Ces montants sont ceux en vigueur en 2026. Au-delà du plafond, la somme excédentaire est réintégrée dans le brut et soumise aux charges et à l'impôt. Les barèmes étant révisés régulièrement, vérifiez toujours la valeur applicable auprès de l'URSSAF avant tout calcul engageant.

Comment simplifier la gestion du FMD au quotidien ?

Entre le choix du cadre, la collecte des justificatifs et le suivi de l'adoption, la mise en place peut sembler chronophage. C'est précisément là que BeeToGreen accompagne les entreprises : de la structuration de votre politique de mobilité au déploiement d'une solution vélo clé en main, en passant par le versement et le suivi du forfait.

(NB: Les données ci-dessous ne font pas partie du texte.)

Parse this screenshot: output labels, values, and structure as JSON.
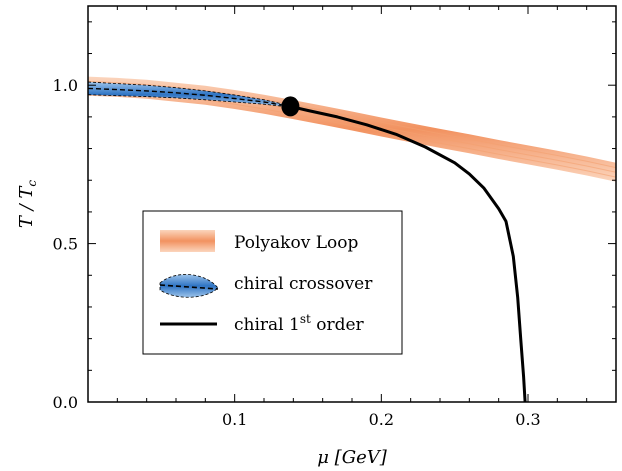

FAQ — Forfait mobilités durables

Le FMD est-il cumulable avec le remboursement des transports en commun ? Oui. En cas de cumul, le plafond total d'exonération est porté à 900 € par an et par salarié.

Un salarié à temps partiel peut-il en bénéficier ? Oui. Le FMD est proportionnel à l'usage effectif des modes éligibles, et non au temps de travail : un salarié à temps partiel qui vient régulièrement à vélo peut percevoir le plein montant.

Faut-il un justificatif à chaque trajet ? Non. En général, une déclaration sur l'honneur annuelle suffit ; l'employeur peut demander des justificatifs complémentaires s'il le souhaite.

Le FMD est-il versé la même année ? Le forfait éligible au titre d'une année est généralement versé l'année suivante ; les modalités et la temporalité sont fixées par l'employeur.